A nivel global, los flujos de petróleo y gas definen alianzas geopolíticas críticas y asimétricas, ejercen coerción y reconfiguran el poder. Explicamos las dependencias estratégicas que unen y enfrentan a naciones, desde la relación simbiótica entre EEUU y Canadá hasta los nuevos equilibrios de España o la UE con sus proveedores
"Canadá vive gracias a EEUU. Recuerda eso, Mark, la próxima vez que hagas declaraciones", le espetaba este miércoles Donald Trump a Mark Carney, el primer ministro de Canadá, en el Foro Económico Mundial (WEF) en Davos.
Tal afirmación es más que un comentario beligerante; es la exposición cruda de una dinámica de poder que se repite en las relaciones energéticas y comerciales globales. Es un instrumento político diseñado para crear una narrativa de deuda y obligación, silenciando críticas y forzando la alineación con una agenda específica.
¿Pero qué hay de cierto en esa idea? La afirmación de Trump captura una asimetría real, pero la presenta de forma engañosamente unilateral. Es cierto que Canadá exporta el 78% de sus bienes a EEUU y que el 52% de sus importaciones provienen de su vecino, lo que hace que su PIB sea extraordinariamente sensible a cualquier disrupción comercial.
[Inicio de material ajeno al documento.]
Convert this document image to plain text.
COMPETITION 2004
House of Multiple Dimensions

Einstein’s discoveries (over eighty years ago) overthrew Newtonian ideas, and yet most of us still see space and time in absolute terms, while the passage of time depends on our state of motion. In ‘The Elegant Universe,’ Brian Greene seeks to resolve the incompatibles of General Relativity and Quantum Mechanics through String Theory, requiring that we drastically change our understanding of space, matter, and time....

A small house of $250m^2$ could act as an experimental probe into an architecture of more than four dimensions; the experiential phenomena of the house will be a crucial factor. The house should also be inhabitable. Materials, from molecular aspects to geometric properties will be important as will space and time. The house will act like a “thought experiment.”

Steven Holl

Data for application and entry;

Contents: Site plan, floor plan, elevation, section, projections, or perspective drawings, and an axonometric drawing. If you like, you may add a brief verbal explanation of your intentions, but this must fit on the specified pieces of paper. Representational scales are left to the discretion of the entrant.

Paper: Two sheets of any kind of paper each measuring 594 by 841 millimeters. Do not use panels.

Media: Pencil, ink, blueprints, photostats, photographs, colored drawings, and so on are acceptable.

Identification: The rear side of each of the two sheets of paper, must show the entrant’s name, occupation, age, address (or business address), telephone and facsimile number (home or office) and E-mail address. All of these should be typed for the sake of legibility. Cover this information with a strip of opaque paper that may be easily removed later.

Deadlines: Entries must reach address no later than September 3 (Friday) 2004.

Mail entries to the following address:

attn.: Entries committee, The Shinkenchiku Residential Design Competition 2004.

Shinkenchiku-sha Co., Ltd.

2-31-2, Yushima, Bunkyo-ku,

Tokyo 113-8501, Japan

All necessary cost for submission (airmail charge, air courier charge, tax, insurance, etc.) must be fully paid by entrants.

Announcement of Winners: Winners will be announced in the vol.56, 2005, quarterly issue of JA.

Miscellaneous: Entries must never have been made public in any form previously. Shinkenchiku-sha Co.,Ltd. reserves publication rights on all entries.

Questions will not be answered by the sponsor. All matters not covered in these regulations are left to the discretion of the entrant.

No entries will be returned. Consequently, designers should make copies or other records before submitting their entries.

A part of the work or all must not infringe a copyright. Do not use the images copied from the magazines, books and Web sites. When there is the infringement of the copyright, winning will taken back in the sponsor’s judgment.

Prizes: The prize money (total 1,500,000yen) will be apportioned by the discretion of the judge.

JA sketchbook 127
Sin embargo, minimiza a propósito los profundos beneficios que EEUU obtiene de esta interdependencia: Canadá es el mayor proveedor extranjero de petróleo crudo de EEUU (51% de sus importaciones) y un proveedor esencial de gas natural, un flujo estable y seguro que es la base de la denominada "independencia energética norteamericana". La propia retórica de Trump está acelerando la única tendencia que podría romper esta ventaja estratégica: la diversificación canadiense. Ottawa, ante la volatilidad política en Washington, busca activamente alternativas. El año pasado, sus exportaciones energéticas a China crecieron un 81%, y su marco comercial con Beijing explora roles para empresas chinas en su red energética. Proyectos de infraestructura hacia Asia podrían, a medio plazo, reducir el acceso exclusivo de EEUU y forzar una recalibración total de su estrategia norteña. La coerción política puede erosionar el mismo activo que se pretende explotar.
Imagen: US Trade
Ante la gran impredecibilidad de su vecino del norte, Canadá afronta una situación preocupante pues "las amenazas al comercio energético bilateral son amenazas a la seguridad energética de Canadá, especialmente en el Este", según Monica Gattinger, Catedrática de la Universidad de Ottawa, que destaca además las posibilidades que se abren: "proyectos de infraestructura para fortalecer la seguridad doméstica e impulsar las exportaciones de energía hacia mercados más allá de EEUU, y construir un sistema y un país más resilientes". “Grandes cambios como estos no se logran de la noche a la mañana”, subraya.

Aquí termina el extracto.